As much as I love getting weird looks on the lake, it was time to get the computer out of my lap and build up the form factor oar hardware! I’ll break down the oar cluster electronics and firmware that goes inside this 3D printed housing. And in the next post will go into further detail about designing and testing the 3D printed housing itself.

Check out the full video on my YouTube channel!

If you want to see more, consider buying me a coffee! Every small donation is like a little boost of motivation!

 

3D Printed Oar Housing

Let’s talk real quick about this 3D printed oar cluster housing. My good friend and talented designer, Jordan Godoy created this for me. It took a lot of iterations and we’re still testing and tweaking things. We went with this tubular design for two reasons, one to fit the LED ring and two, water proofing with an O-ring sounded 100 times easier than with a custom shaped gasket.

You can expect another post / video coming soon showing that whole process so make sure to subscribe so you don’t miss out!

 

System Overview

Overall System

The final system will have two halves, the kayak portion and the oar hardware cluster. The oar cluster acts as the user input / feedback, gathers AI training data and generally look super awesome. The kayak half contains the battery, speed controller and anti-spark switch. The kayak half won’t change much from part one except for the addition of a Raspberry Pi. The Pi talks to the oar hardware through an RF transceiver, receiving commands on how to set the motor speed as well as collecting oar positional data.

In the next phase of the project, the Pi will do a lot more but for now, all it does is log the oar positional IMU data.

Oar System

Before talking about the oar electronics and firmware design in detail, let’s understand what I need the oar cluster to do.

Modes:

I want the kayak to have 2 modes, automatic and manual. Automatic mode is what I am calling the e-bike functionality. It will be able to detect when someone is paddling and automatically assist them in speed and direction control. In manual mode, the user can just turn on the motor to a set speed and it will stay on wether they are paddling or not. Both modes will have a low, medium and high speed setting all controlled through a single push button input.

When in automatic mode, I need the e-kayak to be able to detect when the user is paddling and even what direction they are trying to steer. For this, I am using a positional sensor called an IMU (Inertial measurement unit) which uses a combination of a gyroscope, accelerometer and magnetometer to calculate its roll, pitch and yaw or overall position in space. This is the same sensor used on airplanes or in your iPhone. Eventually I’ll try to create a machine learning model with this positional data in order to detect paddling and steering. For now, I just need the oar firmware to record IMU data at 20Hz.

Coms:

The last thing I need the oar cluster to do is communicate with the Raspberry Pi that will be sitting on the kayak, controlling the VESC motor controller. To do this, I use a cheap NRF24 radio transceiver chip. This sends the mode and speed data to the Pi and receives battery status / fault info from the Pi.

LED Ring Indication:

Okay I lied, the last thing I need the oar cluster to do is display the mode, speed, battery info and any faults to the user. For this, I chose to use an RGB neopixel LED ring display. It gets defused by the white 3D printed housing and looks really cool.
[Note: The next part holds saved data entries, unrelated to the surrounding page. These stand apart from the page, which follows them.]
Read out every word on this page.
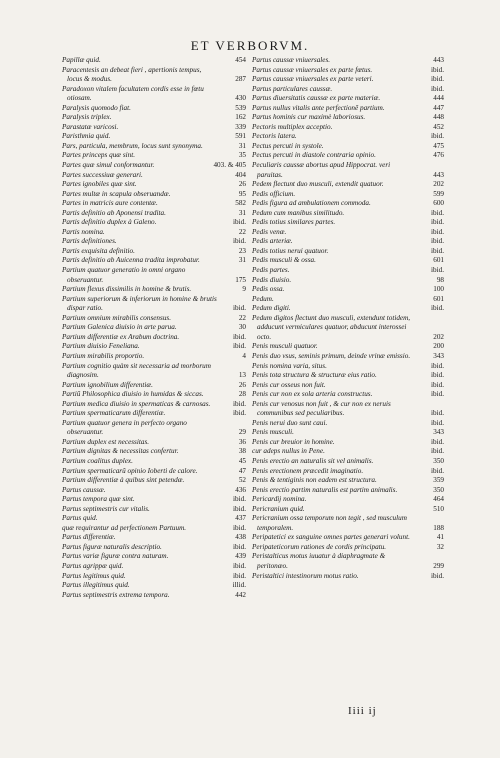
ET VERBORVM.
Papillæ quid.	454
Paracentesis an debeat fieri , apertionis tempus, locus & modus.	287
Paradoxon vitalem facultatem cordis esse in fœtu otiosam.	430
Paralysis quomodo fiat.	539
Paralysis triplex.	162
Parastatæ varicosi.	339
Paristhmia quid.	591
Pars, particula, membrum, locus sunt synonyma.	31
Partes princeps quæ sint.	35
Partes quæ simul conformantur.	403. & 405
Partes successiuæ generari.	404
Partes ignobiles quæ sint.	26
Partes multæ in scapula obseruandæ.	95
Partes in matricis aure contentæ.	582
Partis definitio ab Aponensi tradita.	31
Partis definitio duplex à Galeno.	ibid.
Partis nomina.	22
Partis definitiones.	ibid.
Partis exquisita definitio.	23
Partis definitio ab Auicenna tradita improbatur.	31
Partium quatuor generatio in omni organo obseruantur.	175
Partium flexus dissimilis in homine & brutis.	9
Partium superiorum & inferiorum in homine & brutis dispar ratio.	ibid.
Partium omnium mirabilis consensus.	22
Partium Galenica diuisio in arte parua.	30
Partium differentiæ ex Arabum doctrina.	ibid.
Partium diuisio Feneliana.	ibid.
Partium mirabilis proportio.	4
Partium cognitio quàm sit necessaria ad morborum diagnosim.	13
Partium ignobilium differentiæ.	26
Partiũ Philosophica diuisio in humidas & siccas.	28
Partium medica diuisio in spermaticas & carnosas.	ibid.
Partium spermaticarum differentiæ.	ibid.
Partium quatuor genera in perfecto organo obseruantur.	29
Partium duplex est necessitas.	36
Partium dignitas & necessitas confertur.	38
Partium coalitus duplex.	45
Partium spermaticarũ opinio Ioberti de calore.	47
Partium differentiæ à quibus sint petendæ.	52
Partus caussæ.	436
Partus tempora quæ sint.	ibid.
Partus septimestris cur vitalis.	ibid.
Partus quid.	437
quæ requirantur ad perfectionem Partuum.	ibid.
Partus differentiæ.	438
Partus figuræ naturalis descriptio.	ibid.
Partus variæ figuræ contra naturam.	439
Partus agrippæ quid.	ibid.
Partus legitimus quid.	ibid.
Partus illegitimus quid.	illid.
Partus septimestris extrema tempora.	442
Partus caussæ vniuersales.	443
Partus caussæ vniuersales ex parte fœtus.	ibid.
Partus caussæ vniuersales ex parte veteri.	ibid.
Partus particulares caussæ.	ibid.
Partus diuersitatis caussæ ex parte materiæ.	444
Partus nullus vitalis ante perfectionẽ partium.	447
Partus hominis cur maximè laboriosus.	448
Pectoris multiplex acceptio.	452
Pectoris latera.	ibid.
Pectus percuti in systole.	475
Pectus percuti in diastole contraria opinio.	476
Peculiaris caussæ abortus apud Hippocrat. veri paruitas.	443
Pedem flectunt duo musculi, extendit quatuor.	202
Pedis officium.	599
Pedis figura ad ambulationem commoda.	600
Pedum cum manibus similitudo.	ibid.
Pedis totius similares partes.	ibid.
Pedis venæ.	ibid.
Pedis arteriæ.	ibid.
Pedis totius nerui quatuor.	ibid.
Pedis musculi & ossa.	601
Pedis partes.	ibid.
Pedis diuisio.	98
Pedis ossa.	100
Pedum.	601
Pedum digiti.	ibid.
Pedum digitos flectunt duo musculi, extendunt totidem, adducunt vermiculares quatuor, abducunt interossei octo.	202
Penis musculi quatuor.	200
Penis duo vsus, seminis primum, deinde vrinæ emissio.	343
Penis nomina varia, situs.	ibid.
Penis tota structura & structuræ eius ratio.	ibid.
Penis cur osseus non fuit.	ibid.
Penis cur non ex sola arteria constructus.	ibid.
Penis cur venosus non fuit , & cur non ex neruis communibus sed peculiaribus.	ibid.
Penis nerui duo sunt caui.	ibid.
Penis musculi.	343
Penis cur breuior in homine.	ibid.
cur adeps nullus in Pene.	ibid.
Penis erectio an naturalis sit vel animalis.	350
Penis erectionem præcedit imaginatio.	ibid.
Penis & tentiginis non eadem est structura.	359
Penis erectio partim naturalis est partim animalis.	350
Pericardij nomina.	464
Pericranium quid.	510
Pericranium ossa temporum non tegit , sed musculum temporalem.	188
Peripatetici ex sanguine omnes partes generari volunt.	41
Peripateticorum rationes de cordis principatu.	32
Peristalticus motus iuuatur à diaphragmate & peritonæo.	299
Peristaltici intestinorum motus ratio.	ibid.
Iiii ij
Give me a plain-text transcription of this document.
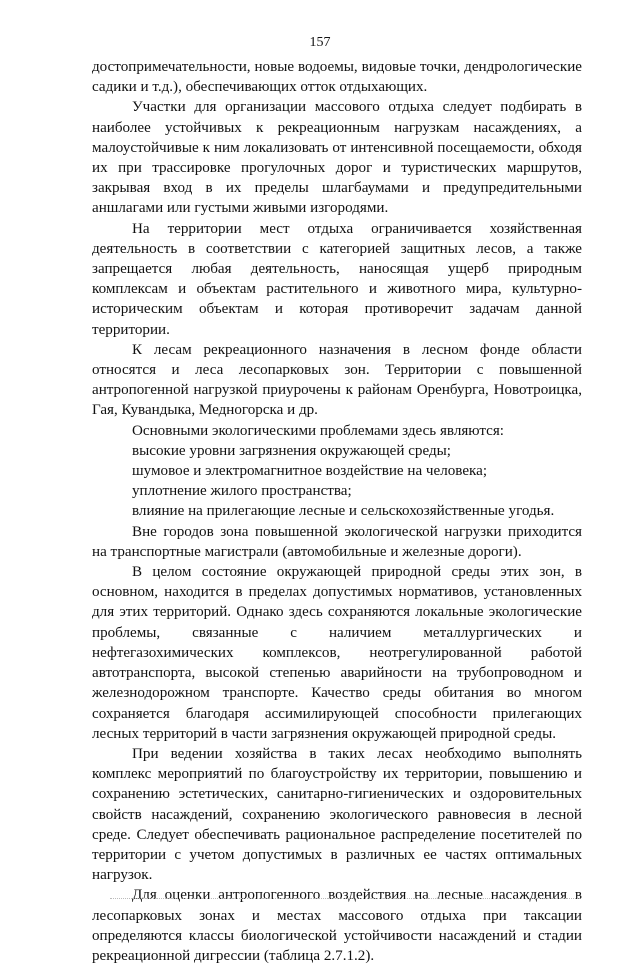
157

достопримечательности, новые водоемы, видовые точки, дендрологические садики и т.д.), обеспечивающих отток отдыхающих.

Участки для организации массового отдыха следует подбирать в наиболее устойчивых к рекреационным нагрузкам насаждениях, а малоустойчивые к ним локализовать от интенсивной посещаемости, обходя их при трассировке прогулочных дорог и туристических маршрутов, закрывая вход в их пределы шлагбаумами и предупредительными аншлагами или густыми живыми изгородями.

На территории мест отдыха ограничивается хозяйственная деятельность в соответствии с категорией защитных лесов, а также запрещается любая деятельность, наносящая ущерб природным комплексам и объектам растительного и животного мира, культурно-историческим объектам и которая противоречит задачам данной территории.

К лесам рекреационного назначения в лесном фонде области относятся и леса лесопарковых зон. Территории с повышенной антропогенной нагрузкой приурочены к районам Оренбурга, Новотроицка, Гая, Кувандыка, Медногорска и др.

Основными экологическими проблемами здесь являются:

высокие уровни загрязнения окружающей среды;

шумовое и электромагнитное воздействие на человека;

уплотнение жилого пространства;

влияние на прилегающие лесные и сельскохозяйственные угодья.

Вне городов зона повышенной экологической нагрузки приходится на транспортные магистрали (автомобильные и железные дороги).

В целом состояние окружающей природной среды этих зон, в основном, находится в пределах допустимых нормативов, установленных для этих территорий. Однако здесь сохраняются локальные экологические проблемы, связанные с наличием металлургических и нефтегазохимических комплексов, неотрегулированной работой автотранспорта, высокой степенью аварийности на трубопроводном и железнодорожном транспорте. Качество среды обитания во многом сохраняется благодаря ассимилирующей способности прилегающих лесных территорий в части загрязнения окружающей природной среды.

При ведении хозяйства в таких лесах необходимо выполнять комплекс мероприятий по благоустройству их территории, повышению и сохранению эстетических, санитарно-гигиенических и оздоровительных свойств насаждений, сохранению экологического равновесия в лесной среде. Следует обеспечивать рациональное распределение посетителей по территории с учетом допустимых в различных ее частях оптимальных нагрузок.

Для оценки антропогенного воздействия на лесные насаждения в лесопарковых зонах и местах массового отдыха при таксации определяются классы биологической устойчивости насаждений и стадии рекреационной дигрессии (таблица 2.7.1.2).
Alright, let’s break down the oar cluster hardware / firmware.

 

Power / Input Button

The oar cluster has one button to rule them all. This button can turn on the hardware, act as user input and even power everything down. I found this STM6601 PMIC (Power Management IC) on / off controller that handles all this functionality while only drawing micro amps of current! The first button press turns on the electronics. Any button pushes after that register as inputs to the system and a button press longer than 3 seconds powers everything down.

At first I was going to use the IMU to detect tap inputs on the enclosure to act as user input. This would have been interesting but there were some major limitations with this approach. One, I think it would be super annoying to have it accidentally trigger any time the oar gets bumped and two, I realized I didn’t have a power button for the oar electronics. So, after some research, I found this PMIC chip that allowed me to use only one button for all this functionality.

This is one of my favorite features of the build so far and I am going to create a breakout board of this chip for all my future projects! Keep an eye out on my Tindie store if you want this on your own projects!

Once on, the button can cycle the kayak through it’s two “modes” with a double click and cycle speeds with a single click.

 

RF Transceiver

For the communication between the kayak Raspberry Pi and the oar hardware cluster, I used a NRF25 module. This was surprisingly difficult to get up and running on the Raspberry Pi. First off, there are a handful of R-Pi libraries for this device and not all of them work well.

I had the best luck with the pyRF24 library. After spending a frustrating afternoon getting acquainted with this library and little RF transceiver, I learned a few tips and tricks.

For the life of me, I could not get the NRF24s to acknowledging each other during the Tx. Most NRF24 example code uses 10Mz baud for the SPI bus. But Lowering this to 4Mhz got them (mostly) communicating.

I read that putting bypass caps on the NRF24 power input can also help with communication dropouts. After plugging in my IMU and LED ring onto the same bus, I did start to see more coms drops. Adding a 100uF bypass cap on the power rail seemed to get me the rest of the way.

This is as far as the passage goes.